If people would just stick to speed-up factors, we’d all be better off. Usually confusion sets in when combining “faster” and “percent”. A GPU A that offers 2x the performance of GPU B is how many percent faster? Discuss. :-) Next up: What’s the correct way of averaging ratios?
That said, the raw data in the tables looks plausible to me, in the absence of any hands-on experience benchmarking deep-learning apps.
While Titan V looks like the winner for fp64, ergo if you’re doing HPC Titan V is your choice, you may want to expand your choices into quadro. For “mission critical” HPC where double precision is a must then ECC should also be a must. No Titan card comes equipped with error correcting memory. There’s been a big debate about the benefit of ECC for workstations using CPU only computation. Probably you have a lot of users on AutoCAD, Solidworks or some other professional design package asking themselves: “do I really need Xeon / Quadro / ECC level of capability” - the answer is probably “no”.
This is different than if you are doing REAL critical double precision computations where an error could be disaster: Flight control, CFD in design of turbines, wings or other aviation, high speed trading of billions of $$$, computational biology, etc, etc, etc. In that case you HAVE to spend the $$$ on Quadro or suffer the consequences.
With this disclaimer in mind, the clear choice become Titan RTX with 24 gb of dram. Given that neural nets are probablistic anyway, the very odd data error simply disappears in the normal distribution of deep learning. Hence - training in 16 bit vs 32 bit.
HPC != Deep Learning
as you are aware, the performance is strongly dependent on application (type of compute, memory vs compute bound) and implementation.
Just one sample point for my application (Monte Carlo photon transport), here is a post I made last Friday
the RTX 2080 card is about 20% slower than TitanV, but 50% faster than 1080Ti. Please see the benchmark results page at
and search for “2019-2-22” for the newly added tests.

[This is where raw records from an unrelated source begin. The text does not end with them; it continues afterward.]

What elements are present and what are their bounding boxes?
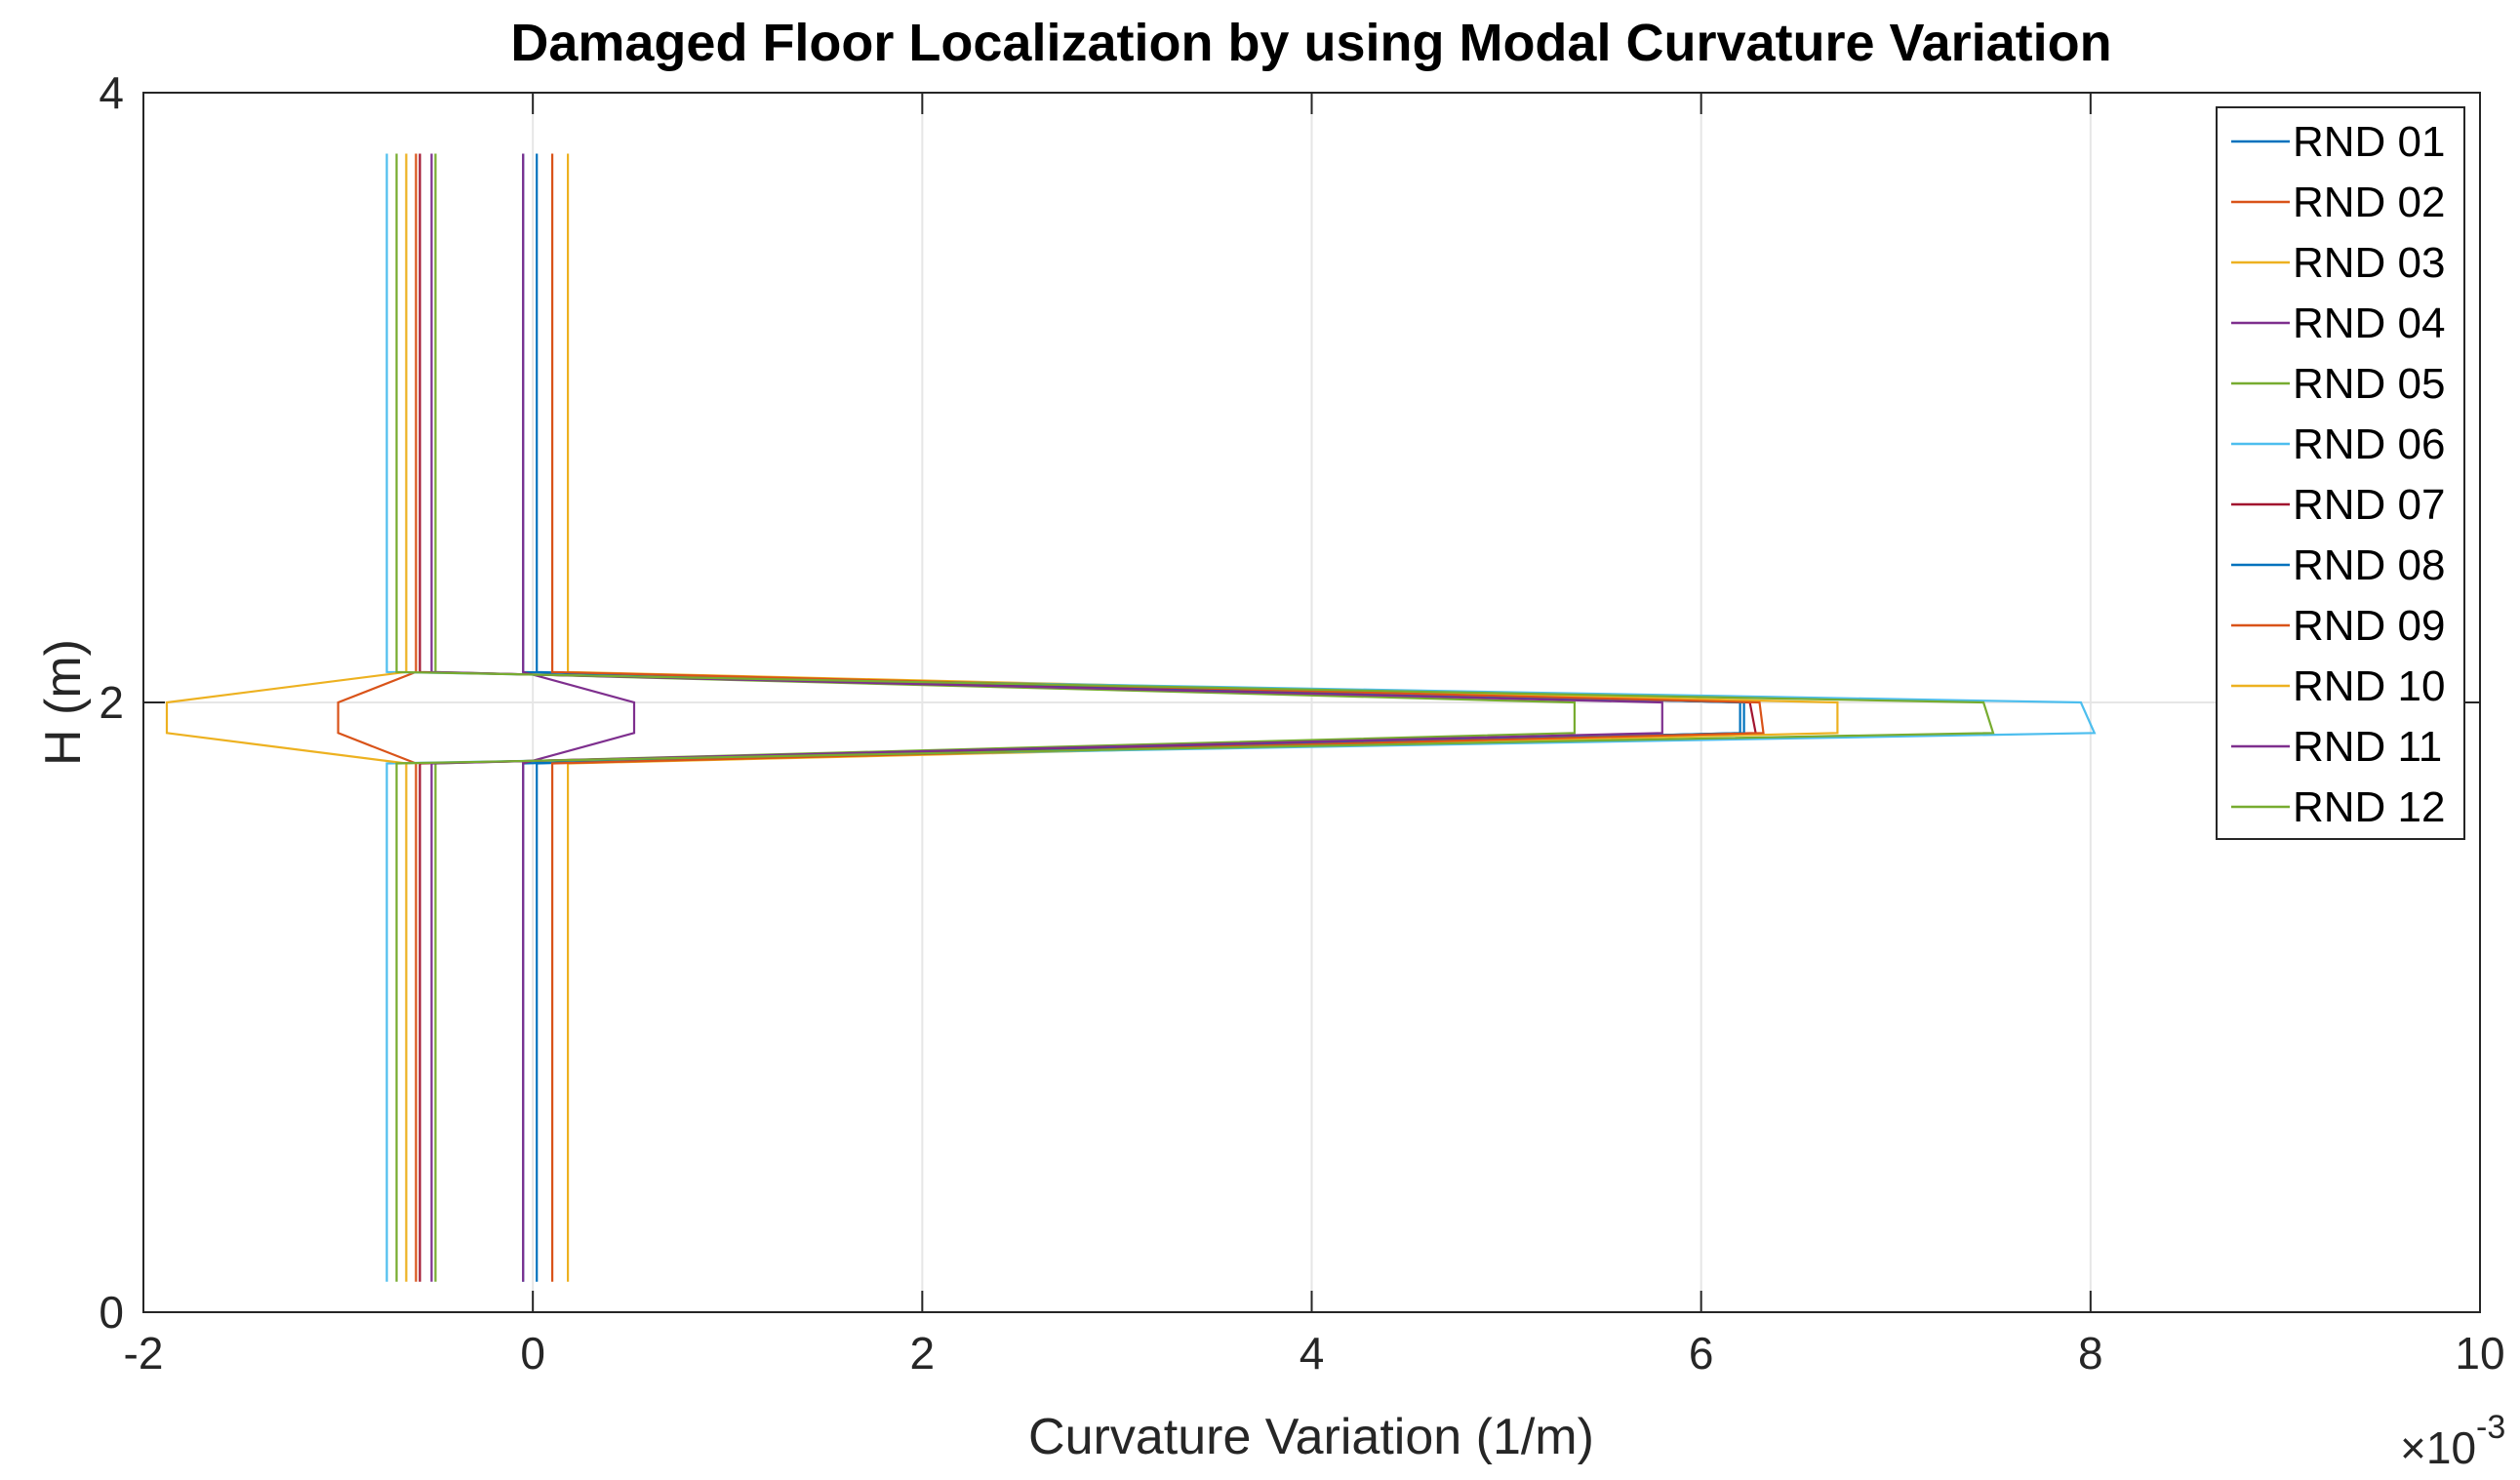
series-line-4	[522, 153, 636, 1282]
legend-label: RND 01	[2293, 118, 2446, 166]
x-exponent-label: ×10-3	[2400, 1409, 2505, 1473]
legend-label: RND 06	[2293, 420, 2446, 468]
legend-label: RND 02	[2293, 179, 2446, 226]
series-line-3	[566, 153, 1839, 1282]
legend-label: RND 03	[2293, 239, 2446, 287]
series-line-6	[385, 153, 2097, 1282]
x-axis-label: Curvature Variation (1/m)	[1028, 1409, 1594, 1465]
legend-label: RND 09	[2293, 602, 2446, 650]
legend: RND 01 RND 02 RND 03 RND 04 RND 05 RND 06 RND …	[2216, 106, 2465, 840]
legend-label: RND 12	[2293, 783, 2446, 831]
legend-label: RND 04	[2293, 300, 2446, 347]
y-tick-label: 2	[99, 677, 124, 728]
x-tick-label: 6	[1689, 1328, 1714, 1379]
x-tick-label: 10	[2455, 1328, 2504, 1379]
legend-label: RND 10	[2293, 662, 2446, 710]
series-line-12	[395, 153, 1995, 1282]
x-tick-label: -2	[124, 1328, 164, 1379]
series-line-11	[430, 153, 1663, 1282]
y-axis-label: H (m)	[35, 639, 92, 766]
series-line-9	[550, 153, 1765, 1282]
series-line-10	[165, 153, 408, 1282]
legend-label: RND 11	[2293, 723, 2442, 771]
series-line-8	[536, 153, 1745, 1282]
legend-label: RND 08	[2293, 541, 2446, 589]
legend-label: RND 07	[2293, 481, 2446, 529]
legend-label: RND 05	[2293, 360, 2446, 408]
x-exponent-base: ×10	[2400, 1422, 2476, 1473]
x-exponent-power: -3	[2476, 1409, 2505, 1446]
x-tick-label: 0	[520, 1328, 545, 1379]
chart-title: Damaged Floor Localization by using Moda…	[510, 14, 2111, 72]
y-tick-label: 0	[99, 1287, 124, 1338]
series-line-5	[434, 153, 1577, 1282]
x-tick-label: 2	[910, 1328, 936, 1379]
x-tick-label: 8	[2078, 1328, 2103, 1379]
series-line-7	[419, 153, 1757, 1282]
y-tick-label: 4	[99, 67, 124, 118]
data-series	[165, 153, 2097, 1282]
legend-box	[2216, 106, 2465, 840]
series-line-2	[337, 153, 418, 1282]
grid-lines	[143, 93, 2480, 1312]
x-tick-label: 4	[1300, 1328, 1325, 1379]
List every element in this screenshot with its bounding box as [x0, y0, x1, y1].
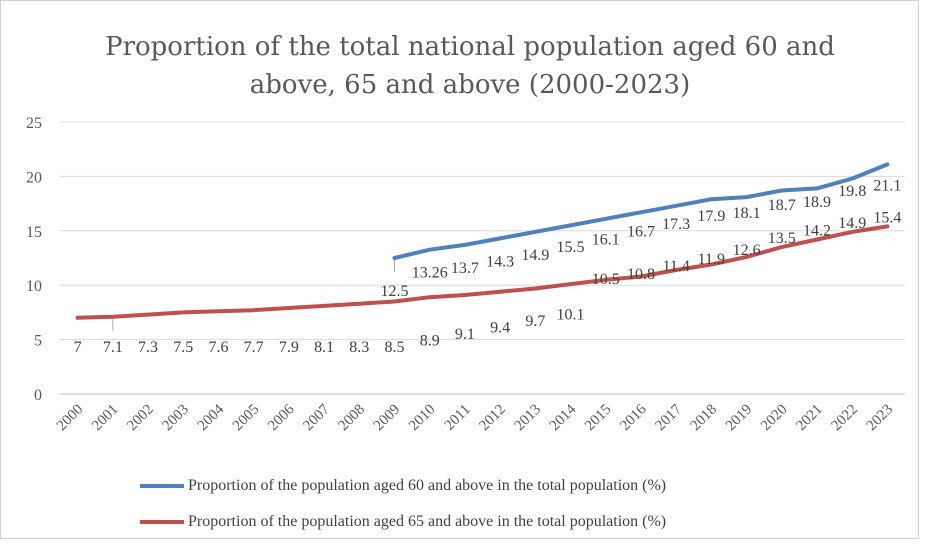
legend-label-65-plus: Proportion of the population aged 65 and… [188, 513, 667, 530]
data-label-65-plus: 11.9 [698, 251, 725, 268]
data-label-65-plus: 11.4 [662, 258, 689, 275]
data-label-60-plus: 18.7 [768, 197, 796, 214]
data-label-60-plus: 13.7 [451, 260, 479, 277]
x-tick-label: 2004 [195, 401, 228, 434]
data-label-65-plus: 9.7 [525, 313, 545, 330]
data-label-65-plus: 8.5 [384, 339, 404, 356]
data-label-65-plus: 13.5 [768, 230, 796, 247]
data-label-65-plus: 15.4 [873, 209, 901, 226]
y-tick-label: 0 [34, 387, 42, 404]
legend-item-60-plus: Proportion of the population aged 60 and… [140, 472, 860, 500]
x-tick-label: 2016 [617, 401, 650, 434]
data-label-65-plus: 7.7 [244, 339, 264, 356]
data-label-60-plus: 18.9 [803, 194, 831, 211]
data-label-60-plus: 17.9 [697, 208, 725, 225]
data-label-60-plus: 17.3 [662, 216, 690, 233]
data-label-65-plus: 9.4 [490, 320, 510, 337]
data-label-65-plus: 14.2 [803, 223, 831, 240]
data-label-65-plus: 8.9 [420, 333, 440, 350]
x-tick-label: 2001 [89, 402, 122, 435]
data-label-65-plus: 8.1 [314, 339, 334, 356]
x-tick-label: 2006 [265, 401, 298, 434]
data-label-65-plus: 8.3 [349, 339, 369, 356]
y-tick-label: 15 [26, 224, 42, 241]
data-label-65-plus: 7.1 [103, 339, 123, 356]
x-tick-label: 2017 [652, 401, 685, 434]
data-label-65-plus: 7.3 [138, 339, 158, 356]
chart-title-line-2: above, 65 and above (2000-2023) [249, 70, 691, 100]
x-tick-label: 2000 [54, 402, 87, 435]
data-label-65-plus: 7.5 [173, 339, 193, 356]
data-label-60-plus: 21.1 [873, 177, 901, 194]
data-label-65-plus: 10.8 [627, 266, 655, 283]
data-label-65-plus: 10.1 [557, 307, 585, 324]
data-label-65-plus: 7.9 [279, 339, 299, 356]
data-label-65-plus: 7 [74, 339, 82, 356]
data-label-60-plus: 15.5 [557, 239, 585, 256]
y-tick-label: 5 [34, 333, 42, 350]
data-label-60-plus: 16.7 [627, 224, 655, 241]
x-tick-label: 2005 [230, 402, 263, 435]
data-label-60-plus: 13.26 [412, 265, 448, 282]
x-tick-label: 2022 [828, 402, 861, 435]
x-tick-label: 2010 [406, 402, 439, 435]
x-tick-label: 2014 [547, 401, 580, 434]
legend-item-65-plus: Proportion of the population aged 65 and… [140, 508, 860, 536]
series-line-65-plus [75, 224, 890, 320]
data-label-65-plus: 10.5 [592, 271, 620, 288]
legend-swatch-blue [140, 484, 184, 488]
x-tick-label: 2019 [723, 402, 756, 435]
x-tick-label: 2007 [300, 401, 333, 434]
data-label-60-plus: 19.8 [838, 183, 866, 200]
x-tick-label: 2008 [336, 402, 369, 435]
x-tick-label: 2009 [371, 402, 404, 435]
x-tick-label: 2015 [582, 402, 615, 435]
y-tick-label: 20 [26, 169, 42, 186]
data-label-60-plus: 12.5 [380, 283, 408, 300]
chart-title: Proportion of the total national populat… [60, 28, 880, 104]
legend-swatch-red [140, 520, 184, 524]
x-tick-label: 2002 [124, 402, 157, 435]
data-label-60-plus: 18.1 [733, 205, 761, 222]
x-tick-label: 2011 [442, 402, 474, 434]
legend-label-60-plus: Proportion of the population aged 60 and… [188, 477, 667, 494]
x-tick-label: 2013 [512, 402, 545, 435]
y-tick-label: 10 [26, 278, 42, 295]
data-label-65-plus: 12.6 [733, 242, 761, 259]
x-tick-label: 2012 [476, 402, 509, 435]
x-tick-label: 2023 [864, 402, 897, 435]
legend: Proportion of the population aged 60 and… [140, 472, 860, 544]
x-tick-label: 2003 [160, 402, 193, 435]
x-tick-label: 2021 [793, 402, 826, 435]
y-tick-label: 25 [26, 115, 42, 132]
data-label-65-plus: 14.9 [838, 215, 866, 232]
x-tick-label: 2020 [758, 402, 791, 435]
data-label-65-plus: 9.1 [455, 326, 475, 343]
data-label-60-plus: 14.3 [486, 253, 514, 270]
x-tick-label: 2018 [688, 402, 721, 435]
data-label-60-plus: 16.1 [592, 231, 620, 248]
series-line-60-plus [392, 162, 890, 260]
data-label-60-plus: 14.9 [521, 247, 549, 264]
chart-title-line-1: Proportion of the total national populat… [105, 32, 835, 62]
data-label-65-plus: 7.6 [208, 339, 228, 356]
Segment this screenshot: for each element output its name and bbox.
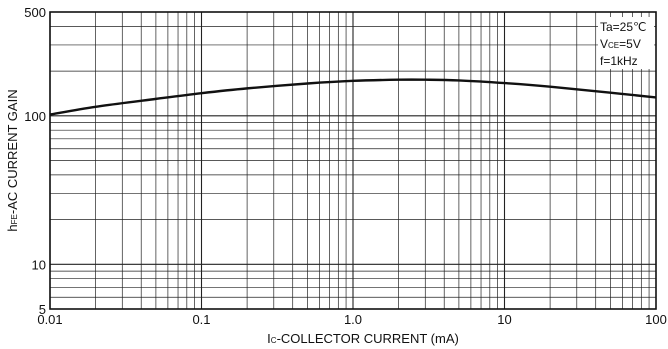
tick-labels: 0.01 0.1 1.0 10 100 5 10 100 500 [24, 5, 667, 327]
x-tick-label: 1.0 [344, 312, 362, 327]
x-tick-label: 0.01 [37, 312, 62, 327]
y-tick-label: 10 [32, 257, 46, 272]
condition-frequency: f=1kHz [600, 54, 638, 68]
y-tick-label: 100 [24, 109, 46, 124]
x-axis-title: IC-COLLECTOR CURRENT (mA) [267, 331, 459, 346]
y-axis-title: hFE-AC CURRENT GAIN [5, 89, 20, 231]
series-layer [49, 78, 657, 116]
condition-temperature: Ta=25℃ [600, 20, 647, 34]
x-tick-label: 100 [645, 312, 667, 327]
y-tick-label: 500 [24, 5, 46, 20]
conditions-box: Ta=25℃ VCE=5V f=1kHz [598, 17, 654, 69]
x-tick-label: 0.1 [192, 312, 210, 327]
series-line [49, 78, 657, 116]
y-tick-label: 5 [39, 302, 46, 317]
x-tick-label: 10 [497, 312, 511, 327]
grid [49, 11, 656, 310]
plot-frame [49, 11, 657, 310]
condition-vce: VCE=5V [600, 37, 641, 51]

I do think the “50% faster than 1080Ti” is overrated because 1080Ti used to be fast (for nvidia drivers 375-381, and cuda 7.5 or earlier), but got a drop in speed as the cuda compiler/driver updates. This was first observed in 2016, but we did not dig into this, so the speed drop stayed until today
Hi, thanks for all the responses. It seems what I really need is a Quadro with FP64 double precision as we just need high capacity computation so the Quadro GP100 fits the bill. Thing is the cost of this is 2 to 3 times the Titan V which also achieves high FP64 at 7 Tflops. The Titan V is out of stock at the UK store but I have seen some used ones on sale on ebay. I just need to look for a suitable server chassis that will drive the 250W it requires.